« Contrôle de soi ou contrôle de l’État ? » sous la direction de Tom G. Palmer

Il existe un lien très fort entre la responsabilité individuelle chère aux libéraux et le « contrôle de soi », comme le montre le dernier ouvrage collectif dirigé par Tom G. Palmer.

Par Emmanuel Martin.

Les libéraux fondent leur vision socio-économique sur la liberté. Chaque homme ou « individu » est le moteur du progrès. Et ce, non de manière « atomistique » comme pourrait nous le faire croire une certaine science économique désincarnée, mais bien dans la coopération avec les autres.

Le monde avance par la coopération humaine par l’échange, dans un mélange de recherche par chacun de son intérêt bien compris et d’empathie – afin de comprendre les besoins des autres et mieux les servir. Des milliards d’humains coopèrent donc de manière plus ou moins directe, dans la sphère du « lucratif » comme du « non-lucratif ».

La liberté est une condition essentielle de la créativité, de l’innovation etc. Mais, après la crise des subprimes notamment, on sait que la « créativité » (ici celle des banquiers avec des « innovations » plus ou moins « toxiques ») n’a pas nécessairement des conséquences positives. C’est qu’à côté de la liberté, il faut sa sœur inséparable, la responsabilité.

La responsabilité au cœur du libéralisme

Les libéraux placent au cœur de leur analyse ce concept de responsabilité. Sans responsabilité individuelle, une véritable coordination sociale dans une société de liberté reste illusoire. Et effectivement, les penseurs  de la liberté ont régulièrement critiqué toutes les interventions du politique qui aboutissent quasiment systématiquement à l’affaiblissement de la responsabilité individuelle.

Mais il y a plus. Les libéraux doivent sans doute se pencher davantage sur la science émergente du contrôle de soi. Être responsable c’est aussi une éducation, une discipline personnelle qui s’entretient et dont il faut faire la promotion.

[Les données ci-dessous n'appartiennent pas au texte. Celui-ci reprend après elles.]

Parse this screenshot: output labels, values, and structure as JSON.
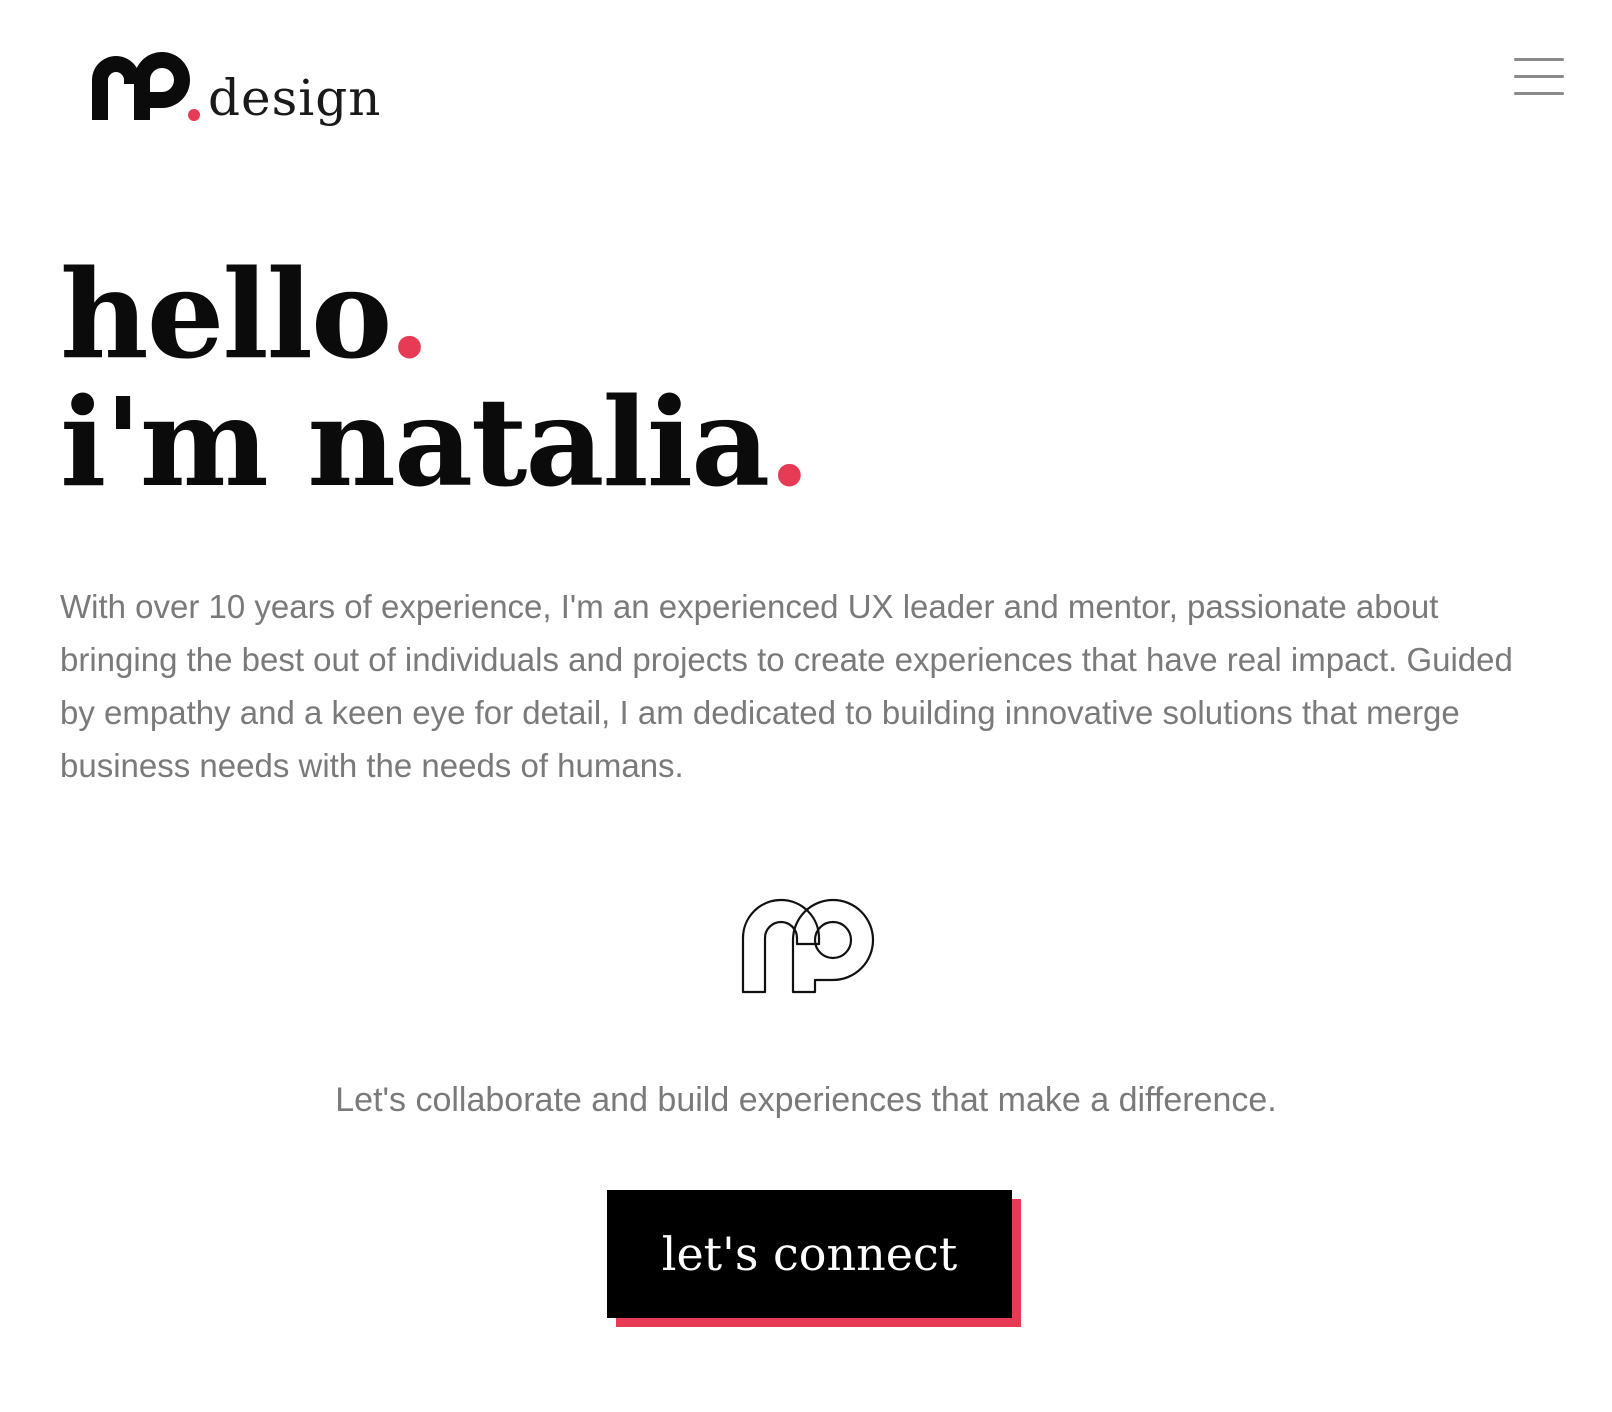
{
  "header": {
    "logo_word": "design",
    "menu_icon": "hamburger-menu-icon"
  },
  "hero": {
    "line1": "hello",
    "line2": "i'm natalia",
    "dot": "."
  },
  "intro": {
    "text": "With over 10 years of experience, I'm an experienced UX leader and mentor, passionate about bringing the best out of individuals and projects to create experiences that have real impact. Guided by empathy and a keen eye for detail, I am dedicated to building innovative solutions that merge business needs with the needs of humans."
  },
  "tagline": {
    "text": "Let's collaborate and build experiences that make a difference."
  },
  "cta": {
    "label": "let's connect"
  },
  "colors": {
    "accent": "#e73a55",
    "text_dark": "#0b0b0b",
    "text_muted": "#7a7a7a",
    "button_bg": "#000000",
    "background": "#ffffff"
  }
}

C’est un des objectifs de cet ouvrage édité par Tom Palmer et publié chez Libréchange (2018).

Il existe en effet un lien très fort entre responsabilité individuelle et « contrôle de soi »  ou en anglais « self-control ». Le self-control n’est pas juste la capacité de se contenir et de faire primer la raison avant les émotions devant, par exemple, une injustice flagrante. C’est la capacité de gérer ses émotions sur le long terme, et de se prendre en charge, de planifier sa vie, de prendre cette dernière entre ses mains, bref : de sortir de l’état infantile pour aller vers celui d’adulte libre et responsable.

Le contrôle de soi c’est aussi, au pluriel, le « contrôle de nous-mêmes par nous-mêmes » : la capacité de s’organiser collectivement, de se réguler collectivement mais sans recours à une entité politique. Au singulier comme au pluriel, le contrôle de soi est la clef d’une société civilisée.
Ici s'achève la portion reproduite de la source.